KRPL
- Moscow, Idaho; United States;
- Broadcast area: Pullman-Moscow area
- Frequency: 1400 kHz
- Branding: 1400 ESPN Palouse

Programming
- Format: Sports
- Affiliations: ESPN Radio

Ownership
- Owner: KRPL, Incorporated

History
- First air date: May 20, 1947
- Call sign meaning: Radio Palouse

Technical information
- Licensing authority: FCC
- Facility ID: 35561
- Class: C
- Power: 1,000 watts
- Transmitter coordinates: 46°44′46″N 117°00′41″W﻿ / ﻿46.74611°N 117.01139°W

Links
- Public license information: Public file; LMS;
- Website: KRPL Online

= KRPL =

KRPL (1400 AM) is a radio station broadcasting a sports format. Located in Moscow, Idaho, United States, the station serves the Moscow–Pullman area on the Palouse. The station became an ESPN affiliate on April 4, 2011, and is currently owned by KRPL, Incorporated.

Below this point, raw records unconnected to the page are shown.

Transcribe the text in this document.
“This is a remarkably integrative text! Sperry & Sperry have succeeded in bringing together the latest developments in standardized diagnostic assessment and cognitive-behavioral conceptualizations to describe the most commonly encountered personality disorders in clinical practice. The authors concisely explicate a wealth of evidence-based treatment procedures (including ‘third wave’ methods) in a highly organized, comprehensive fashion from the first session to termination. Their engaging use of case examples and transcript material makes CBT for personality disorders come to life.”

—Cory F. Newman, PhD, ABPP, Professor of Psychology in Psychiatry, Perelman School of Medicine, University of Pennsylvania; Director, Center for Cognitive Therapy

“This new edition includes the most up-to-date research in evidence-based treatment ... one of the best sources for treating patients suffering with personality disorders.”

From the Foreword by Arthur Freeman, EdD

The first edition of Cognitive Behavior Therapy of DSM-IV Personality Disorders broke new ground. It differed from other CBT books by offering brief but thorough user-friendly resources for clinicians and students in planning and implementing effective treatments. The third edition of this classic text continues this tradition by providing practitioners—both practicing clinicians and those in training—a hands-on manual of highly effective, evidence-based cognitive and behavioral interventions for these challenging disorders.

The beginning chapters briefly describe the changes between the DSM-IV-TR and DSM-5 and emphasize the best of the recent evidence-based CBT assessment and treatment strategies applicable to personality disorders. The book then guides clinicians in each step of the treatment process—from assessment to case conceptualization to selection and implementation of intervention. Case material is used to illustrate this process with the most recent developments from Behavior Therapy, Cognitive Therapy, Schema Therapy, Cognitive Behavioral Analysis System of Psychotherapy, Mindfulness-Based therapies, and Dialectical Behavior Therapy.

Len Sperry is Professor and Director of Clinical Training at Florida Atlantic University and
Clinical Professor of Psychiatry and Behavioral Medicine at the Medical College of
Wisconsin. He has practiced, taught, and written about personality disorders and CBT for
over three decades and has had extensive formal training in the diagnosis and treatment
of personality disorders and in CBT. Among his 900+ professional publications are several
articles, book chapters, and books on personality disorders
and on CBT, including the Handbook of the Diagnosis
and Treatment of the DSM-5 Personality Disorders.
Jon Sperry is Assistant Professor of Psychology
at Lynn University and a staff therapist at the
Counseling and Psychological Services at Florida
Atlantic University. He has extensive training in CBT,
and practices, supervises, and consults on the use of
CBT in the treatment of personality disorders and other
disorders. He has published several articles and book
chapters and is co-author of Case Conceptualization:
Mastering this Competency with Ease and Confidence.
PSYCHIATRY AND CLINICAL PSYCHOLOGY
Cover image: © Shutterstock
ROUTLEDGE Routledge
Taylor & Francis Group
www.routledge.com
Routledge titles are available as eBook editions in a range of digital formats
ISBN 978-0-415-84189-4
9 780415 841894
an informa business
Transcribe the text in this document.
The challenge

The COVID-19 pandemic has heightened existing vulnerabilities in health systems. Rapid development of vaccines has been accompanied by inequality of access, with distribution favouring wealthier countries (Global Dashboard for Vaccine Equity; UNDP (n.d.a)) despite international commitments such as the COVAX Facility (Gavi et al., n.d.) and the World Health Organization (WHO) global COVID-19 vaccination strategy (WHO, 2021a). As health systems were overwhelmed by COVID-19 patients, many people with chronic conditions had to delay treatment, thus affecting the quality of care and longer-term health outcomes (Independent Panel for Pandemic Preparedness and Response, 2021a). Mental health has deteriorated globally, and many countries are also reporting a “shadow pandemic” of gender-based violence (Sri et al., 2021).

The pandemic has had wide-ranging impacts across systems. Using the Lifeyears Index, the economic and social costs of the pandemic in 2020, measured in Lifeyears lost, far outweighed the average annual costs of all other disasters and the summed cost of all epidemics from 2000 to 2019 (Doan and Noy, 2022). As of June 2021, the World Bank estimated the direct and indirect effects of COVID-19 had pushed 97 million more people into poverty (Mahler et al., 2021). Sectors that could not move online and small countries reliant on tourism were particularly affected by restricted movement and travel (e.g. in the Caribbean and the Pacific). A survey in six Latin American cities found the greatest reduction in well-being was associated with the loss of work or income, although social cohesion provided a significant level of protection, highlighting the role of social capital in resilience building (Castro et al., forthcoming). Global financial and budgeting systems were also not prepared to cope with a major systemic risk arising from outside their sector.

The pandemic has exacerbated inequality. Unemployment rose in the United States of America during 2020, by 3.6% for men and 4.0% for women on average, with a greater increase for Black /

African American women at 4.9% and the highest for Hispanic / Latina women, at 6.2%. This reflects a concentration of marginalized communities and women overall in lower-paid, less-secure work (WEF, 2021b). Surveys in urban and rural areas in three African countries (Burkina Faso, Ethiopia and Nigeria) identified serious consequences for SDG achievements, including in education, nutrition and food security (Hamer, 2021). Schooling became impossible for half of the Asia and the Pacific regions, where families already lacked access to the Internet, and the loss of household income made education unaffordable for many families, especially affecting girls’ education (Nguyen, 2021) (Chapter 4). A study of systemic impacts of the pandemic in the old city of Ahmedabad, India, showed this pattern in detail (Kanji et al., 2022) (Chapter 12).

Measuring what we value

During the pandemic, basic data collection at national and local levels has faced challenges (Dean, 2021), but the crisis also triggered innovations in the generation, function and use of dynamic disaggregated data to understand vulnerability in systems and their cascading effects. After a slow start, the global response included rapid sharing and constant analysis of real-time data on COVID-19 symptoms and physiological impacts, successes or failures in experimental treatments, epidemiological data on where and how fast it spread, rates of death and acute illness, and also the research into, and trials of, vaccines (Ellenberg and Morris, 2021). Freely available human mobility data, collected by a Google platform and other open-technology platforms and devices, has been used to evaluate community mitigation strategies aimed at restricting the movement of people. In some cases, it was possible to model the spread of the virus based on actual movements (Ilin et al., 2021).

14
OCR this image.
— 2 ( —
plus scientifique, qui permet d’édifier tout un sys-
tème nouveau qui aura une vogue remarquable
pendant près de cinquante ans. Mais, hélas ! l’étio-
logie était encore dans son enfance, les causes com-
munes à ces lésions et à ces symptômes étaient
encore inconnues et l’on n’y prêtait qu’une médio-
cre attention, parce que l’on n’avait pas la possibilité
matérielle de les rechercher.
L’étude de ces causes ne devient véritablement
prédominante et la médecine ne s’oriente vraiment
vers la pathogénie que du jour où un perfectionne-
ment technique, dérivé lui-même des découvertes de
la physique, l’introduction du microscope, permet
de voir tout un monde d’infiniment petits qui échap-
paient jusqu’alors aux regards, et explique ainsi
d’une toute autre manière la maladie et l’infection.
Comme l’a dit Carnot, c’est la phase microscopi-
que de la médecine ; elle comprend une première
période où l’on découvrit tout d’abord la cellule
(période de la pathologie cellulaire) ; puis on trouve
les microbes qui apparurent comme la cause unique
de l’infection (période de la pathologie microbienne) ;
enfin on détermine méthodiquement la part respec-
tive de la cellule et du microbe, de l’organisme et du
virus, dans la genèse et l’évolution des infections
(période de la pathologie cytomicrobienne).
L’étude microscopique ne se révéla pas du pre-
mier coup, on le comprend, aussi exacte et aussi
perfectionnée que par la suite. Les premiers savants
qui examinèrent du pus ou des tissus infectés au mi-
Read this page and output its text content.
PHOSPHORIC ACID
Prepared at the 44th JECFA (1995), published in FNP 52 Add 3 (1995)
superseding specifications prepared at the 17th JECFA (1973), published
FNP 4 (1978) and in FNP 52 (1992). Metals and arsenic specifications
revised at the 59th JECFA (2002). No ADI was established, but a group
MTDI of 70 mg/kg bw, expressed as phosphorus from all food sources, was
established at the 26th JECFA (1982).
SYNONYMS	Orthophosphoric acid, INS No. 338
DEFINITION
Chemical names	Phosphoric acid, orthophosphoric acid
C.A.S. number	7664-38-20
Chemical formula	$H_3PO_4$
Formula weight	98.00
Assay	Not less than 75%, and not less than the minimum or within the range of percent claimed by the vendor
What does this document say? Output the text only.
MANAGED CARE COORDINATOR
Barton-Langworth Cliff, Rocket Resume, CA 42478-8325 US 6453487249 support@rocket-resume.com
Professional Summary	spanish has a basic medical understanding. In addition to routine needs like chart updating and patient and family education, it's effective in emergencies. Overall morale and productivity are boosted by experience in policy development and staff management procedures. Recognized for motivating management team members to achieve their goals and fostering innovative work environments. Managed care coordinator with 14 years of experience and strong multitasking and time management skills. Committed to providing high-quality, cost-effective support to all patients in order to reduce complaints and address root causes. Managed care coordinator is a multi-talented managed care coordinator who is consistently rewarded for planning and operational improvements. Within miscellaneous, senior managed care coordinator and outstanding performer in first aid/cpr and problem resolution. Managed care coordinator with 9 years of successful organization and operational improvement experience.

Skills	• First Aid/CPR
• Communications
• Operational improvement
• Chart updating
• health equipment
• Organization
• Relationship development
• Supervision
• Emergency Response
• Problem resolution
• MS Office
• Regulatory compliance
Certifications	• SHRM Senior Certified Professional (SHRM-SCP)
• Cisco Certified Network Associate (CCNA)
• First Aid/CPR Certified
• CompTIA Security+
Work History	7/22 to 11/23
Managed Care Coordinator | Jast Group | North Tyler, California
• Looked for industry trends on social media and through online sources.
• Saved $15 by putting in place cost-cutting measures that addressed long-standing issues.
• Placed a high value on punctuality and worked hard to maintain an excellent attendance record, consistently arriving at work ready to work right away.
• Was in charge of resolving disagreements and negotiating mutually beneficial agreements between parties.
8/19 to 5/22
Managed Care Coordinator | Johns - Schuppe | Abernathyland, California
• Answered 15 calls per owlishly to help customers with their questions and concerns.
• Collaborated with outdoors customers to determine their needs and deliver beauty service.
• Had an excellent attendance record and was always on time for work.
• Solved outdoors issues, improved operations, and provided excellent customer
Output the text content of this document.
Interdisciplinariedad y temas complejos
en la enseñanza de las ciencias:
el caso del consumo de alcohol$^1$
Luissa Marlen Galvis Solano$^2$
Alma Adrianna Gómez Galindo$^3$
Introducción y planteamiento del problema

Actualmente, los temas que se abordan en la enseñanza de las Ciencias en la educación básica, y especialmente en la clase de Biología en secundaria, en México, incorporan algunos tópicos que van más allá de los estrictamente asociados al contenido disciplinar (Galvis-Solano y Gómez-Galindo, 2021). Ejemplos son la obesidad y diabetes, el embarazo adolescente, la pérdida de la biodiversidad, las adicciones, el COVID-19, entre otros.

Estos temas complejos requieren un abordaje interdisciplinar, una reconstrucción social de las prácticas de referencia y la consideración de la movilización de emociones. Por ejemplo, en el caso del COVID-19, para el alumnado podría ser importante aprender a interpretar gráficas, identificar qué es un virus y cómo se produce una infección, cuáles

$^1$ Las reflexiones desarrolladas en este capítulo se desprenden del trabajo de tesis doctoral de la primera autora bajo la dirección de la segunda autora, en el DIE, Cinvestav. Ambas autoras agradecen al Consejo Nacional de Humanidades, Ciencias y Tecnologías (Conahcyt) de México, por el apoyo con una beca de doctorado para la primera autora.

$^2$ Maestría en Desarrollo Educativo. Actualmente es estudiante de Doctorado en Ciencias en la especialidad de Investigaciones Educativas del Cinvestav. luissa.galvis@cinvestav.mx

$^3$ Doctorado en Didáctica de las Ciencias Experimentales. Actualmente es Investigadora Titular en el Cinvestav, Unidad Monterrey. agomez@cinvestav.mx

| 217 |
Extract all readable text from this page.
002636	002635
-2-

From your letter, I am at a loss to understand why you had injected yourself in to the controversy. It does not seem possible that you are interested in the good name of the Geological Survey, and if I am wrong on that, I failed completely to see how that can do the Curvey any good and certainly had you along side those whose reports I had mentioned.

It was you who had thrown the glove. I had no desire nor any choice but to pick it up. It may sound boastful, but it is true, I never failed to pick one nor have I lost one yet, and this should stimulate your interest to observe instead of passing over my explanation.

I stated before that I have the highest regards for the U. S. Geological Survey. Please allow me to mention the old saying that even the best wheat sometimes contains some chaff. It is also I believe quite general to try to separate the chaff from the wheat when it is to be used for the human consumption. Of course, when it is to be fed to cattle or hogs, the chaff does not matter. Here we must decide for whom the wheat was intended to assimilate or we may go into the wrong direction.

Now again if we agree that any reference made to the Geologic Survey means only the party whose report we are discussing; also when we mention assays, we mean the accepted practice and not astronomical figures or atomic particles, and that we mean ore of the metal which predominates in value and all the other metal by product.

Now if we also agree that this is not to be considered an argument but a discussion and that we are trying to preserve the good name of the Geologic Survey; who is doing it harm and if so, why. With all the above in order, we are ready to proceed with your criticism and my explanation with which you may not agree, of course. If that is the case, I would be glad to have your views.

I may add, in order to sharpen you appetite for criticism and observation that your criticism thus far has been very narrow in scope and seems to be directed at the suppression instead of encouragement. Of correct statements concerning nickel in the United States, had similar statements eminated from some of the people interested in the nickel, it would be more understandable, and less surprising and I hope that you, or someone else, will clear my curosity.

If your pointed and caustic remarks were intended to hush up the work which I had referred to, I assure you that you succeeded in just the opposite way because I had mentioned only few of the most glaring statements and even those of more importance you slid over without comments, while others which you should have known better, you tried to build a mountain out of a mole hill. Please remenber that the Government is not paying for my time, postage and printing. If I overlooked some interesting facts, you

KRPL has a deep history of being an important Top 40 radio station in the 1960s and 1970s. The station employed great future radio talent such as Larry Lujack, who went on to success in the Chicago market at WLS and WCFL. The station also employed Beau Roberts, (known then as Paul Roberts), who became a major voiceover talent and KZOK Seattle personality. In addition, Brian McKay and Tom Walker in the late 70's moved on to Seattle radio stations.